Three years ago today I saw these images for the first time. They were shocking, and they made me angry, and they just made me really sad. I simply could not believe that a country full of mostly good people would elect a man who so poorly treats and talks about women. A man who didn’t value commitment in marriage. A man who looked at wives as an adornment in the lives of men.
A man who speaks about women like this: “We could say, politically correct, that look doesn’t matter, but the look obviously matters. Like you wouldn’t have your job if you weren’t beautiful.” And this: “Look at that face. Would anybody vote for that? Can you imagine that, the face of our next president? I mean, she’s a woman, and I’m not supposed to say bad things, but really, folks, come on. Are we serious?”
See original article and pictures here.
See more quotes and references here.
I’m not really a good citizen. I know I should care, but I just do not when it comes to things like interference in the election and phone calls with government leaders. The days of my naive belief in a country of people with values that holds leaders to a high standard ended long ago, when Bill Clinton stayed in the White House after his impeachment. I was genuinely surprised at that outcome – I thought he’d been caught in his lies, then tried and impeached, and that the consequences would rain down and he would no longer be the President. I wanted him to leave the office, even though I’d voted for him. It was my first of many lessons about how government and politics actually work, and more importantly about what people are willing to sweep under the rug or conveniently forget so that they can get their way or so that they can live in a world that is not so hard and not so messy.
We’re spending all this time and energy and money on research and investigations and hearings…to accomplish what? Impeaching another President who will not leave office?
If we aren’t capable of making the choice to not vote for a man who believes these things about women, it feels like our problems are so much bigger and deeply rooted. We aren’t just on the wrong path. We aren’t even close to the path.
I believe that one day we are all going to be accountable for how we voted (or failed to vote). We may have thought we made the best choice we could, we may have told ourselves and others we were actually voting against the other person, we may have voted for him because of a single issue we thought he would support and so we decided to vote for him because of that one issue. But when you vote for a person – when you support a person – you actually endorse them as a whole. You don’t get to pick and choose parts of them.

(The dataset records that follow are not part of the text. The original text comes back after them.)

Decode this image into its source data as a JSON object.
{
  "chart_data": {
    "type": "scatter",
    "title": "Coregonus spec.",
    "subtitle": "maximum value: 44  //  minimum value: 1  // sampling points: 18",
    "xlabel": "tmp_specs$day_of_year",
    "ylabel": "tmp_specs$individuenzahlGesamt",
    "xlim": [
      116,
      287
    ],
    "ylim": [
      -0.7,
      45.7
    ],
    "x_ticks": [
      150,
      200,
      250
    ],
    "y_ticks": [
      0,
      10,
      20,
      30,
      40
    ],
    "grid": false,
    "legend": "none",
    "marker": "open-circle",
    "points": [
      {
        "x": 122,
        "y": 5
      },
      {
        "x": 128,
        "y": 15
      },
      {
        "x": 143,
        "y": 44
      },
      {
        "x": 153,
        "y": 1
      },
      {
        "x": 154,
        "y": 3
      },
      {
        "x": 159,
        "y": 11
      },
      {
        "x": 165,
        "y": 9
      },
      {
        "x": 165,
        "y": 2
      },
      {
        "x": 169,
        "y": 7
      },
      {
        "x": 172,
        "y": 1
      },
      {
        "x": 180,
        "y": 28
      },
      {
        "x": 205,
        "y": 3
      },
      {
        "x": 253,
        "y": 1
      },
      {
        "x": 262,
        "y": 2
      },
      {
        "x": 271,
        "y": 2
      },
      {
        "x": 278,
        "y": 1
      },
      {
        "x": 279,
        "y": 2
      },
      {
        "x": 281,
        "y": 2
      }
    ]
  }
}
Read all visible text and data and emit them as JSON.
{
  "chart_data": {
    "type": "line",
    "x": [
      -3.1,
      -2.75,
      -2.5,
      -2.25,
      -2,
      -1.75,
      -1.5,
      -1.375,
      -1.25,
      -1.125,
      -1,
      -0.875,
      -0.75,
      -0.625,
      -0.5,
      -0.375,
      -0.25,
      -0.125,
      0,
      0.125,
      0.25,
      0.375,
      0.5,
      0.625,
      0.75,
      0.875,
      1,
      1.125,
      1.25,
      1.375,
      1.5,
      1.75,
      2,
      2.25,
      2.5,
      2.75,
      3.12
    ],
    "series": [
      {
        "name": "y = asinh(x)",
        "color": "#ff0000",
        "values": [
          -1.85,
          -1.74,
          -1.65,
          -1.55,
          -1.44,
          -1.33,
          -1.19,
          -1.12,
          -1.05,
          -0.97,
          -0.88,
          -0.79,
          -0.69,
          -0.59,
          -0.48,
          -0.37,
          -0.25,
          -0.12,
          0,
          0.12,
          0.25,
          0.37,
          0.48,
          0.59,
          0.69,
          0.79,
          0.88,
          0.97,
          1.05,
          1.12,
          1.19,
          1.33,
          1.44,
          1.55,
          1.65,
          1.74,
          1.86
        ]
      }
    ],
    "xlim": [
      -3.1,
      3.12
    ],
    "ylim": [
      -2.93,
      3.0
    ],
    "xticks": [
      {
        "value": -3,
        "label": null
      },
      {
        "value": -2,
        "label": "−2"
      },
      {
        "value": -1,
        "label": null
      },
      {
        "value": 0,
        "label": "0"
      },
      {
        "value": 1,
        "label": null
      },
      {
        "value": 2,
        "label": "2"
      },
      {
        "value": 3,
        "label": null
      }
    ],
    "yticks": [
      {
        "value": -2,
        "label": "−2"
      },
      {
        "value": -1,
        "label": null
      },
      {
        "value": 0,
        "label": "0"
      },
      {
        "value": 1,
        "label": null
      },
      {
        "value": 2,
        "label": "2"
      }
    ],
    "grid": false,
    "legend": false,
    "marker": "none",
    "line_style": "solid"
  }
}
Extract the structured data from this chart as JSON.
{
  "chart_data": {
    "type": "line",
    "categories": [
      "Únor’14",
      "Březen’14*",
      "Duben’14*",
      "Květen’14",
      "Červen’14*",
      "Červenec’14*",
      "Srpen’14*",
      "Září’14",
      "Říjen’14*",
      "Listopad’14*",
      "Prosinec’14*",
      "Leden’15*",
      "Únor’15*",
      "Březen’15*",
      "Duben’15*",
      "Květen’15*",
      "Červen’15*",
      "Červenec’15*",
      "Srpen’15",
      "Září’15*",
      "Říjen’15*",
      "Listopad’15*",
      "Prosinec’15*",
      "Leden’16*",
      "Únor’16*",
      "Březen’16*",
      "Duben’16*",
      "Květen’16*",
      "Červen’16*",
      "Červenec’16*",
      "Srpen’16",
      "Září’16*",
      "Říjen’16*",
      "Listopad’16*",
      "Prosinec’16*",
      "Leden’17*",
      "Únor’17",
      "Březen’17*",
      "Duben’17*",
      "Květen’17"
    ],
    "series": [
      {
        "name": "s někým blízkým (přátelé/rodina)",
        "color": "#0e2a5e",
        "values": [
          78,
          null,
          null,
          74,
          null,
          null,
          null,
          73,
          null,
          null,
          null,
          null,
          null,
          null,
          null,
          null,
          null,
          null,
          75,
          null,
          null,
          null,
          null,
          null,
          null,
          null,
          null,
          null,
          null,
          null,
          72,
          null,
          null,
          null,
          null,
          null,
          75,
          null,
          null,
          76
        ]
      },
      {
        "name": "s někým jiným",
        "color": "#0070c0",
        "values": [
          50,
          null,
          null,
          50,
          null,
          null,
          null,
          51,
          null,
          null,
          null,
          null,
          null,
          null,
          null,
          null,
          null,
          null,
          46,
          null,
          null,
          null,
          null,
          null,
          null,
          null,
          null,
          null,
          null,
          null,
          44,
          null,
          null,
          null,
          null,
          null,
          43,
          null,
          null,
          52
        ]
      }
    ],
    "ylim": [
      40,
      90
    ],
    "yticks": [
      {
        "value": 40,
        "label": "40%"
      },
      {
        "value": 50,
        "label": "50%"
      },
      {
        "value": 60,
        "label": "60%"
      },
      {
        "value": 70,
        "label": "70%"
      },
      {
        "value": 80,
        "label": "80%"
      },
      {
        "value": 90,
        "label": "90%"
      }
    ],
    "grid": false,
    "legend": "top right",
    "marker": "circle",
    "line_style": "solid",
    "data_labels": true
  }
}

You essentially say I’m willing to accept a compromise on gun control so that I can support people with pre-existing conditions always having access to health care. Or I’m willing to accept bigotry because I want a certain kind of supreme court justice. Or I’m willing to accept someone who commits adultery because I don’t want to vote for a person who supports abortion.
Or in our personal lives…I’m willing to accept inappropriate behavior with employees or vendors because my business may be at risk if I fire them. Or I’m not going to call out my friend’s bad behavior because maybe then I won’t have a friend.
Compromise. Compromise. Compromise.
And yet the reality, with politics at least, is that we’re always choosing a candidate who isn’t perfect and all of the people in our daily lives are human.
At the same time that I can acknowledge we’re all human, I’m just disgusted with our compromises. Disgusted by how the election worked out. Disgusted at the thought that people continue to support this lying man. Disgusted at our waste in these impeachment efforts and our partisanship while children are on lockdown in our schools fearful of a shooter and Americans can’t get insulin because they have to make a decision between meds and food. Disgusted that the person who represents our country is not someone I would ever want my children to emulate or even be in a room with.
I think what most people want is a world that just does not require us to think about and confront uncomfortable things. We want a daily life where we ignore how the people around us behave because we’re too afraid to not have friends or to be left out or to be alone. We can’t imagine how our life or our business can be without someone or something, and so we settle. Or maybe we are hiding and need a world that does not hold us accountable, and so we hold others less accountable.
We must all choose, literally every day, in what ways we’ll compromise. Will we vote for people who support health care if they also support tighter border policies? Will we choose to be a real friend and call out bad behavior in our friends and family, or will we offer what is actually our quiet acceptance of bad behavior because we’re too afraid to upset the peace? Will we choose what’s easier now or what is right?
We can’t keep thinking someone else will do something or someone else will say something. The reality is that we’re all going to have to compromise on some things but we have to be mindful when we do and we have to be able to explain it when we do. We have to admit what “whole” we accepted, not just focus on the parts we liked. And most importantly we must not compromise on the things that really matter – on the matters of right and wrong. We must always, always, always choose our children. And we must always, always, always choose right.